Thursday, August 25, 2011

J. Bradford Delong's commenters deconstruct Obama

Damn straight:

If you look at Obama as a politician, his entire MO is to look at what his political opponents are proposing, and then take a position that's one step closer to the center than theirs. It's what he did in the primaries, it's what he did in the general, and it's what he's done in office. That's the whole thing, the super-high level multi-dimensional chess that the rest of us were too dense to comprehend, the brilliant nefariousness, everything. Of course, such an approach is entirely disinterested in policy and outcomes, but that isn't really Obama's problem or interest. And also of course, if you don't really concern yourself with outcomes, your outcomes aren't likely to be all that great.

If you spend a lot of time trying to deconstruct an approach like that you end up tieing yourself in knots -- it's rather like trying to deconstruct extreme nonsense verse. Such attempts end up revealing more about the doconstructor [sic] than the subject matter itself.

This is simply the Democratic congressional election strategy transported down Pennsylvania Avenue. Everyone dives for cover and makes sure they camouflage themselves by sounding just a little more moderate than their opponent. The Republicans have become adept at exploiting this, first filling the message void Democrats have created for themselves, then moving ever further to the right, pulling the Democrats with them.
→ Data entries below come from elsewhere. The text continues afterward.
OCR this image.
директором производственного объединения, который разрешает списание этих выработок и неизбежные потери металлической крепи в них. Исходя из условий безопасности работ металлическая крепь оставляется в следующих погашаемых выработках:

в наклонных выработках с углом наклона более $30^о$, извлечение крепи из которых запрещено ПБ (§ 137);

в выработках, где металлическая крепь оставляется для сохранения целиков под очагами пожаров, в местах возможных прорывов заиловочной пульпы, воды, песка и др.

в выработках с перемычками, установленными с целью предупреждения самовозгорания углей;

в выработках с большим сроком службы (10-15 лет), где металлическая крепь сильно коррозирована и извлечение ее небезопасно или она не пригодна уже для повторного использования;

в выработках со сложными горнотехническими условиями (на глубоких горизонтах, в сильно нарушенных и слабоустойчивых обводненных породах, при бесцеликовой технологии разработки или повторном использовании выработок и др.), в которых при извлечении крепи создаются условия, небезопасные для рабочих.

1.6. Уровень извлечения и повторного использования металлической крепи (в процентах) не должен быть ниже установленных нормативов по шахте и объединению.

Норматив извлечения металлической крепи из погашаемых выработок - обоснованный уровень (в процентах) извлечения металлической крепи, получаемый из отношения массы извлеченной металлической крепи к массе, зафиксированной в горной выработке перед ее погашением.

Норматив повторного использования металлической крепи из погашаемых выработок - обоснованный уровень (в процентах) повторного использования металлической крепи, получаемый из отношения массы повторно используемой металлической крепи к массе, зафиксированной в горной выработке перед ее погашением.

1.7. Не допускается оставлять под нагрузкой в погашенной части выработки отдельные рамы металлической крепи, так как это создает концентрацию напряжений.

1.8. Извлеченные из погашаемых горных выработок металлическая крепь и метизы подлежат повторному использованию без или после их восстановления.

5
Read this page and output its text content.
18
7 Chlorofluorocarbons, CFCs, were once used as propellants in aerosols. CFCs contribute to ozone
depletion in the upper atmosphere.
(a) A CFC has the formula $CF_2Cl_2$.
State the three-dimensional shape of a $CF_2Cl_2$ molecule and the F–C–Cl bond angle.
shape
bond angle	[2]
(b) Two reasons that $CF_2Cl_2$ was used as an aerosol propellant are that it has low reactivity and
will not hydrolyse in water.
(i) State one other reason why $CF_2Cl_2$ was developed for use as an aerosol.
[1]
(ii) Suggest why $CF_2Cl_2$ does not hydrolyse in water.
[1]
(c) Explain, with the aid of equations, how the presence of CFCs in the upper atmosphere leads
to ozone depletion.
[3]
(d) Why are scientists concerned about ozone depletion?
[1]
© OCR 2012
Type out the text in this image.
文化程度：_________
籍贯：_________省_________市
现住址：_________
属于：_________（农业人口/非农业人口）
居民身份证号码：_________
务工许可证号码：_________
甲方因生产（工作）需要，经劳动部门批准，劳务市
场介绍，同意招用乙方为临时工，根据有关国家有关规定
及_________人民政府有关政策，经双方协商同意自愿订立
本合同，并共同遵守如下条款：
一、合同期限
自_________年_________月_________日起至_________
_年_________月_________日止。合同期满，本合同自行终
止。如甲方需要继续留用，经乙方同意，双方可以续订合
It really doesn't matter how many seats we win, the Republicans win the future. We have been arguing who has the better approach to supply-side economics for the last thirty years. We have done nothing to change that conversation, even when the evidence was plain that supply-side was a sham. This was the President's responsibility and his biggest failure to date.

I mean, am I the only one to find Obamapologistas relentlessly, tiresomely Panglossian? "He did it the best way he could, and no other way could have possible led to a better outcome [in this, the best of all possible worlds]". Or the similar tune, "Maybe it could've been done better, but considering everything, it maybe wasn't the best but it was the most you could expect given the opposition [in this, the best of all possible worlds]."

I understand the impulse to avoid the fallacy of "If X had just done Y, we wouldn't have all these problems." Yet at the same time, it's senseless and anti-logic to insist that nothing could have happened in any other way, or that every other possible way for Obama et al. to have played things in the past 3 years would've been a) worse or b) IMPOSSIBLE.

Ugh and argh. Might I toot my own horn a bit here and say that a number of friends have found my old/previous posts on Obama to have been borne out, in essence? Though most of them, at the same time, don't want to spend too much time thinking about that because it's too disillusioning... Somehow my happy bubble of pessimistic optimism... cynical happy-realism... um, whatever it is I have, I still have. But as for a while now, it doesn't include much confidence, happiness, or willingness to vote for centrist Democrats.